The error_reporting setting controls the level of PHP error reporting (to be displayed in the browser and written to the logs).


The PHP website has some information about how to use bitwise operators.

The default configuration is the most sensible one, and should not be altered.


The display of errors in the browser is automatically disabled for front controllers that have debug disabled, which is the case by default for the prod environment.


Default: off

The compressed setting enables native PHP response compression. If set to on, symfony will use ob_gzhandler as a callback function for ob_start().

It is recommended to keep it to off, and use the native compression mechanism of your web server instead.


Default: on

The use_database determines if the application uses a database or not.


Default: off

The check_lock setting enables or disables the application lock system triggered by some tasks like cache:clear and project:disable.

If set to on, all requests to disabled applications are automatically redirected to the symfony core lib/exception/data/unavailable.php page.

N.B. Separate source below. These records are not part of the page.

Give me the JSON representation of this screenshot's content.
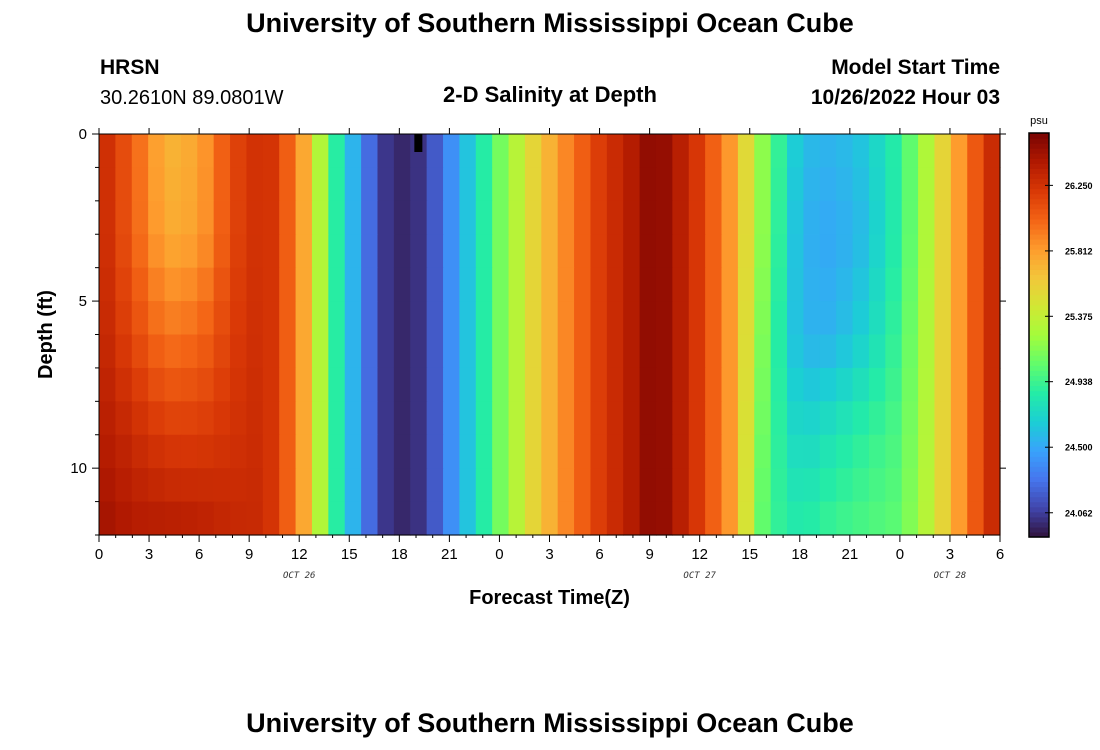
{
  "header": {
    "title": "University of Southern Mississippi Ocean Cube",
    "station": "HRSN",
    "coords": "30.2610N  89.0801W",
    "subtitle": "2-D Salinity at Depth",
    "model_start_label": "Model Start Time",
    "model_start_value": "10/26/2022 Hour 03"
  },
  "footer": {
    "title": "University of Southern Mississippi Ocean Cube"
  },
  "chart_data": {
    "type": "heatmap",
    "title": "2-D Salinity at Depth",
    "xlabel": "Forecast Time(Z)",
    "ylabel": "Depth (ft)",
    "x_tick_labels": [
      "0",
      "3",
      "6",
      "9",
      "12",
      "15",
      "18",
      "21",
      "0",
      "3",
      "6",
      "9",
      "12",
      "15",
      "18",
      "21",
      "0",
      "3",
      "6"
    ],
    "x_hours": [
      0,
      3,
      6,
      9,
      12,
      15,
      18,
      21,
      24,
      27,
      30,
      33,
      36,
      39,
      42,
      45,
      48,
      51,
      54
    ],
    "x_range_hours": [
      0,
      54
    ],
    "date_labels": [
      {
        "text": "OCT 26",
        "hour": 12
      },
      {
        "text": "OCT 27",
        "hour": 36
      },
      {
        "text": "OCT 28",
        "hour": 51
      }
    ],
    "y_tick_labels": [
      "0",
      "5",
      "10"
    ],
    "y_ticks": [
      0,
      5,
      10
    ],
    "y_range_ft": [
      0,
      12
    ],
    "colorbar": {
      "unit": "psu",
      "labels": [
        "26.250",
        "25.812",
        "25.375",
        "24.938",
        "24.500",
        "24.062"
      ],
      "ticks": [
        26.25,
        25.812,
        25.375,
        24.938,
        24.5,
        24.062
      ],
      "range": [
        23.9,
        26.6
      ]
    },
    "colormap": [
      "#30123b",
      "#4145ab",
      "#4675ed",
      "#39a2fc",
      "#1bcfd4",
      "#24eca6",
      "#61fc6c",
      "#a4fc3b",
      "#d1e834",
      "#f3c63a",
      "#fe9b2d",
      "#f36315",
      "#d93806",
      "#b11901",
      "#7a0403"
    ],
    "depth_levels_ft": [
      0,
      3,
      6,
      9,
      12
    ],
    "salinity_time_hours": [
      0,
      2,
      4,
      6,
      8,
      10,
      12,
      14,
      16,
      17,
      18,
      19,
      20,
      22,
      24,
      26,
      28,
      30,
      32,
      33,
      34,
      36,
      38,
      40,
      42,
      44,
      46,
      48,
      50,
      52,
      54
    ],
    "salinity_psu": [
      [
        26.33,
        26.05,
        25.7,
        25.78,
        26.15,
        26.3,
        25.9,
        24.95,
        24.3,
        24.05,
        23.98,
        24.0,
        24.15,
        24.6,
        25.1,
        25.55,
        25.9,
        26.2,
        26.4,
        26.53,
        26.5,
        26.2,
        25.8,
        25.1,
        24.6,
        24.55,
        24.65,
        24.9,
        25.4,
        25.95,
        26.4
      ],
      [
        26.33,
        26.05,
        25.75,
        25.8,
        26.15,
        26.3,
        25.9,
        24.95,
        24.3,
        24.05,
        23.98,
        24.0,
        24.15,
        24.6,
        25.1,
        25.55,
        25.9,
        26.2,
        26.4,
        26.53,
        26.5,
        26.2,
        25.8,
        25.1,
        24.55,
        24.5,
        24.6,
        24.9,
        25.4,
        25.95,
        26.4
      ],
      [
        26.35,
        26.15,
        25.95,
        26.0,
        26.2,
        26.3,
        25.9,
        24.95,
        24.3,
        24.05,
        23.98,
        24.0,
        24.15,
        24.6,
        25.1,
        25.55,
        25.9,
        26.2,
        26.4,
        26.53,
        26.5,
        26.2,
        25.8,
        25.05,
        24.55,
        24.55,
        24.7,
        24.95,
        25.4,
        25.95,
        26.4
      ],
      [
        26.4,
        26.3,
        26.2,
        26.2,
        26.25,
        26.3,
        25.9,
        24.95,
        24.3,
        24.05,
        23.98,
        24.0,
        24.15,
        24.6,
        25.1,
        25.55,
        25.9,
        26.2,
        26.4,
        26.53,
        26.5,
        26.2,
        25.8,
        25.0,
        24.7,
        24.8,
        24.9,
        25.0,
        25.4,
        25.95,
        26.4
      ],
      [
        26.48,
        26.4,
        26.4,
        26.38,
        26.32,
        26.3,
        25.9,
        24.95,
        24.3,
        24.05,
        23.98,
        24.0,
        24.15,
        24.6,
        25.1,
        25.55,
        25.9,
        26.2,
        26.4,
        26.53,
        26.5,
        26.2,
        25.8,
        24.95,
        24.85,
        24.95,
        25.0,
        25.05,
        25.4,
        25.95,
        26.4
      ]
    ]
  }
}
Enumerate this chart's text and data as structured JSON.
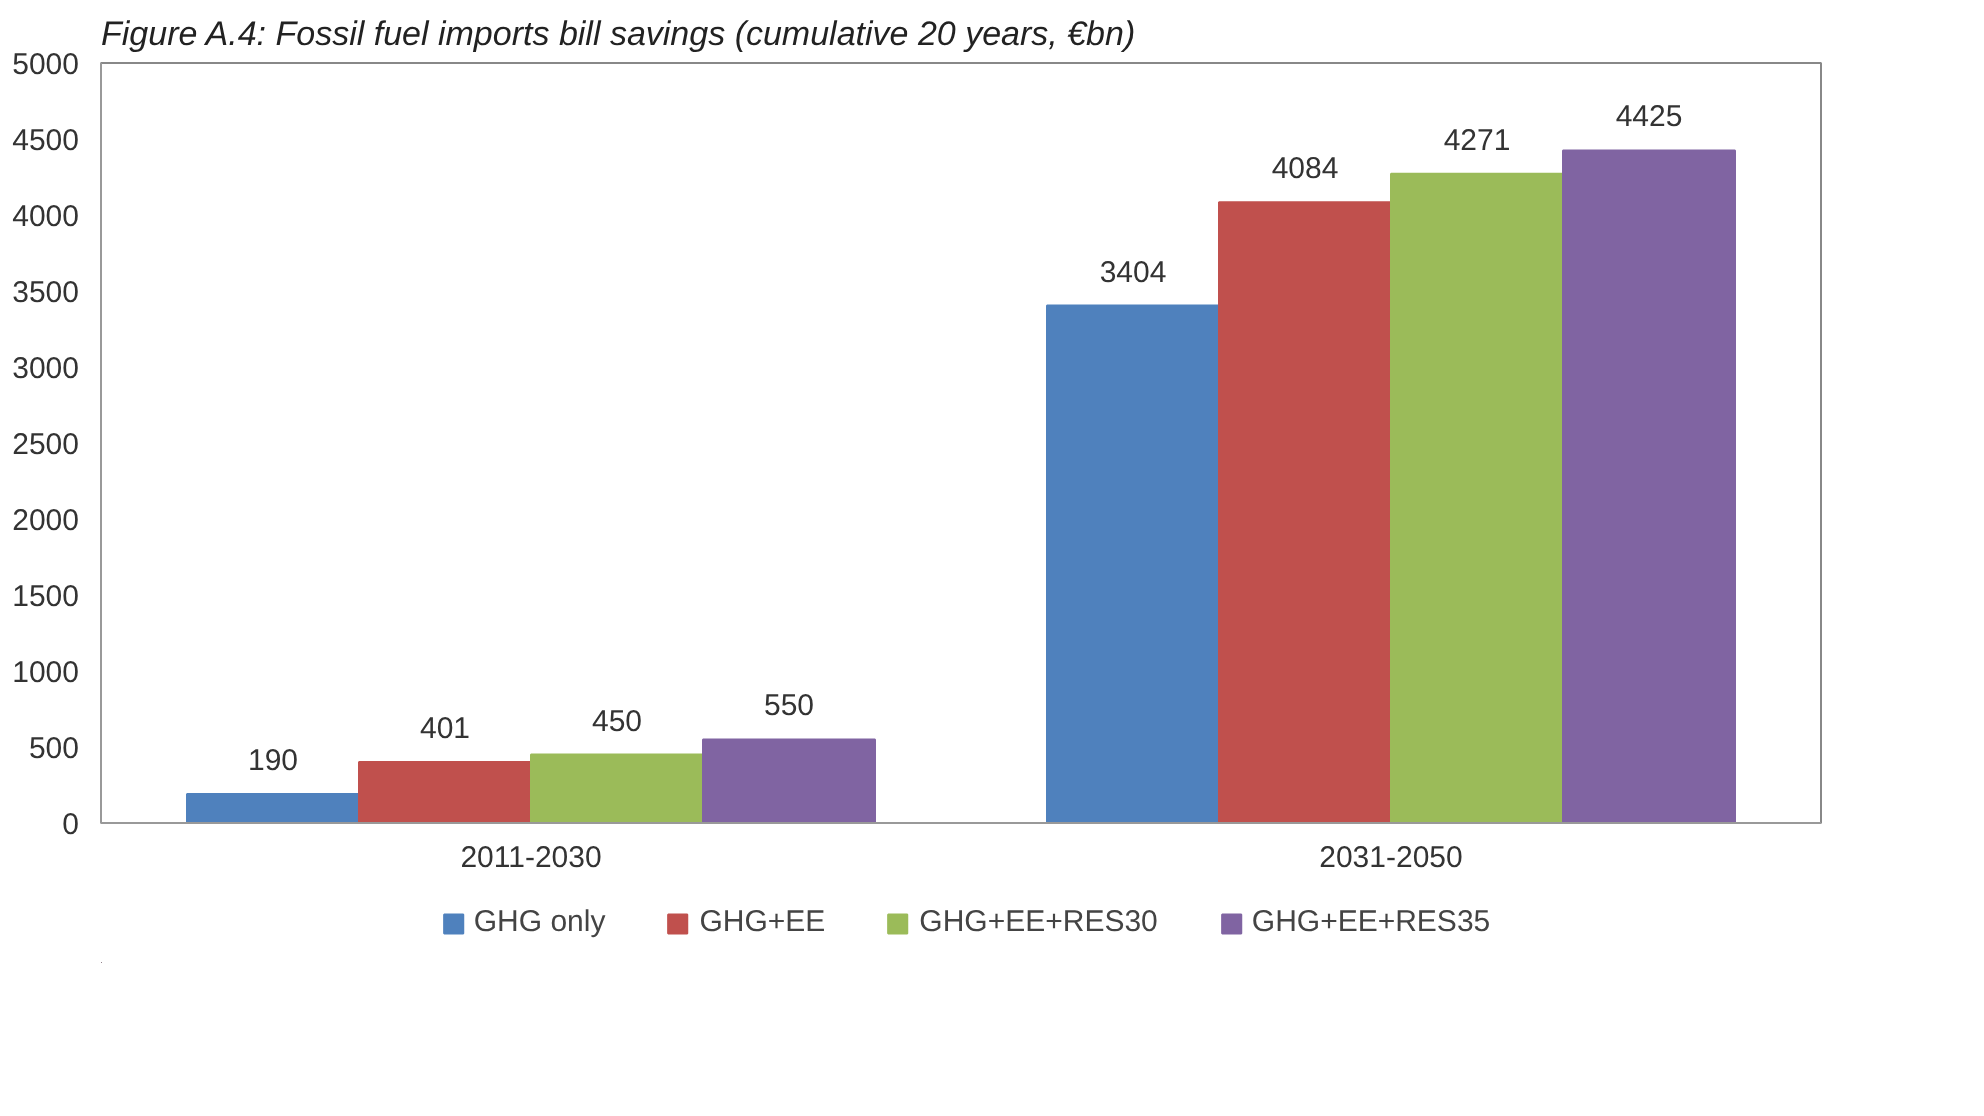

You can override the default unavailable template by adding a config/unavailable.php file to your project or application.


Default: off

The check_symfony_version enables or disables checking of the current symfony version upon every request. If enabled, symfony will clear the cache automatically when the framework is upgraded.

It is highly recommended to not set this to on as it adds a small overhead, and because it is simple to just clear the cache when you deploy a new version of your project. This setting is only useful if several projects share the same symfony code, which is not recommended.


Default: /sf/sf_web_debug

The web_debug_web_dir sets the web path to the web debug toolbar assets (images, stylesheets, and JavaScript files).


Default: on

The strip_comments determines if symfony should strip the comments when compiling core classes. This setting is only used if the application debug setting is set to off.

If you have blank pages in the production environment only, try to set this setting to off.


Default: 5

The max_forwards setting sets the maximum number of internal forwards allowed before symfony throws an exception. This is to avoid infinite loops.